Anthony would stroll over, take one look, his right hand would then catch hold of my earlobe between his thumb and forefinger while his left hand, index finger (looooooong one) pointing accusingly at the first line of the equation.

I would go red - not out of embarrassment, had run of THAT way back in Std VI - but because of his skill in deploying his fingers on my earlobes. What I had managed to do was LHS equals LHS. Somewhere, in those myriad steps, my RHS had quietly given up the struggle and sunk without a trace.

2012 - National year of mathematics. RIP. 

Sunday, 3 June 2012

C.A.A.D.D??

I first heard of the term "Age Activated Attention Deficit Disorder" a few years back - perhaps 10 years back? Or was it 9 years? 8 maybe? I don't really remember, as I grow older it seems to me this really doesn't matter. Not that I suffer from AAADD.... what did you say? Eh? What?

But, listen.. here I am, plonked in front of my telly watching the French Open, Djokovich is being shown the ropes by a guy I hadn't heard of (well, he wouldn't have heard of me neither, duh!) - Andreas Seppi, 22nd seed, up two sets, before Djoker got back in the 3rd. High quality, engrossing game, a viewer's delight. And, something rather unusual, in a French Open, a clay court tournament, I'm seeing a lot of rushing up to the net, not merely baseline rallies...

Began watching tennis back in the 80's, I remember. Around the same time that we began to have colour telly broadcasts... we had, then, a Solidaire CAT 1000 SE. (The image below is NOT me or mine, got this from the net - but that could well have been me and my brother, perhaps! Proudly posing before the newest family member!)


And Doordarshan.
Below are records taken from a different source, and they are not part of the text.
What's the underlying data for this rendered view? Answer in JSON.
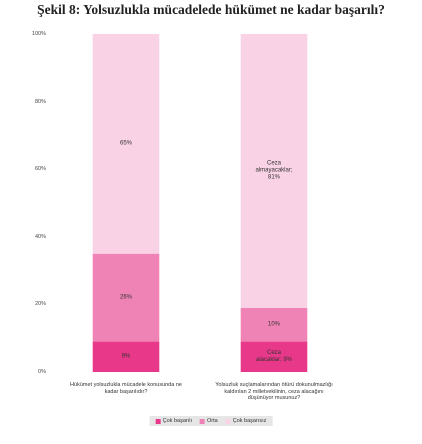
{
  "chart_data": {
    "type": "stacked_bar",
    "title": "Şekil 8: Yolsuzlukla mücadelede hükümet ne kadar başarılı?",
    "categories": [
      "Hükümet yolsuzlukla mücadele konusunda ne kadar başarılıdır?",
      "Yolsuzluk suçlamalarından ötürü dokunulmazlığı kaldırılan 2 milletvekilinin, ceza alacağını düşünüyor musunuz?"
    ],
    "series": [
      {
        "name": "Çok başarılı",
        "color": "#e8388a",
        "values": [
          9,
          9
        ],
        "value_labels": [
          "9%",
          "Ceza alacaklar; 9%"
        ]
      },
      {
        "name": "Orta",
        "color": "#f083b5",
        "values": [
          26,
          10
        ],
        "value_labels": [
          "26%",
          "10%"
        ]
      },
      {
        "name": "Çok başarısız",
        "color": "#f9d2e5",
        "values": [
          65,
          81
        ],
        "value_labels": [
          "65%",
          "Ceza almayacaklar; 81%"
        ]
      }
    ],
    "ylim": [
      0,
      100
    ],
    "yticks": [
      {
        "value": 0,
        "label": "0%"
      },
      {
        "value": 20,
        "label": "20%"
      },
      {
        "value": 40,
        "label": "40%"
      },
      {
        "value": 60,
        "label": "60%"
      },
      {
        "value": 80,
        "label": "80%"
      },
      {
        "value": 100,
        "label": "100%"
      }
    ],
    "legend": "bottom"
  }
}
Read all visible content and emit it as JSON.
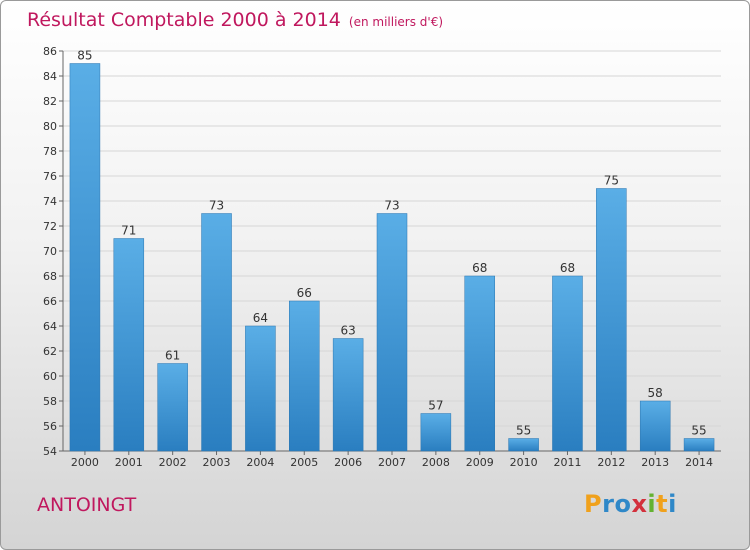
{
  "title": "Résultat Comptable 2000 à 2014",
  "unit": "(en milliers d'€)",
  "town": "ANTOINGT",
  "logo": {
    "p": "P",
    "r": "r",
    "o": "o",
    "x": "x",
    "i": "i",
    "t": "t",
    "i2": "i"
  },
  "chart_data": {
    "type": "bar",
    "categories": [
      "2000",
      "2001",
      "2002",
      "2003",
      "2004",
      "2005",
      "2006",
      "2007",
      "2008",
      "2009",
      "2010",
      "2011",
      "2012",
      "2013",
      "2014"
    ],
    "values": [
      85,
      71,
      61,
      73,
      64,
      66,
      63,
      73,
      57,
      68,
      55,
      68,
      75,
      58,
      55
    ],
    "ylim": [
      54,
      86
    ],
    "yticks": [
      54,
      56,
      58,
      60,
      62,
      64,
      66,
      68,
      70,
      72,
      74,
      76,
      78,
      80,
      82,
      84,
      86
    ],
    "grid": true,
    "bar_color": "#2f86c8",
    "bar_color_light": "#5aaee6"
  }
}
And, what, 4 hours of programmes? Which included news in English (from New Delhi), news in Tamil (in lieu of news in Hindi) from Madras, and then of course programmes such as Chitrahaar, Krishi Darshan (or "Amci Maati, Amchi Manoos", or down in Madras "Vayalum Vaazhvum"), adult literacy classes (I remember, even today, quite vividly Professor Paa Nannan teaching the viewers how to write "a", "aaa" !)

And OF COURSE within those 4 hours we had, too, those rather wonderful moments of sublime nothing.. remember this?
 
 SORRY FOR THE BREAK

And we'd spend our time, patiently gazing at this fascinating screensaver which, often, would wave and weave gently, our patience back then boundless, time running out like the sand through an hour-glass... we could spend a minute, sometimes even 2 or 3, waiting for the screen to come back to life.

And today, even as the Djokovic - Seppi match, fascinating contest stretching to the 5th set, continues to be a game of top quality tennis I have been hitting all the channels right from BBC, NatGeo, Star Movies, Comedy Central, News the whole damn works. Not because the tennis is boring. It's like that chappie who climbed the Everest, when they asked him "Why?" - "Because it's there!"

So, where once we sat, unmoving, eyes riveted on that "Rukhavat Ke Liye Khed Hai" or "Sorry For The Break" screen, today I am (and I'm sure YOU do this too) unable to watch any ONE channel or programme without reaching for that remote and hitting the channel surf button...

It IS "Attention Deficit Disorder" - got nothing to do with age, though. In fact, I guess the younger one is the more acute this problem has got. I call it "Choice Activated Attention Deficit Disorder" - C.A.A.D.D.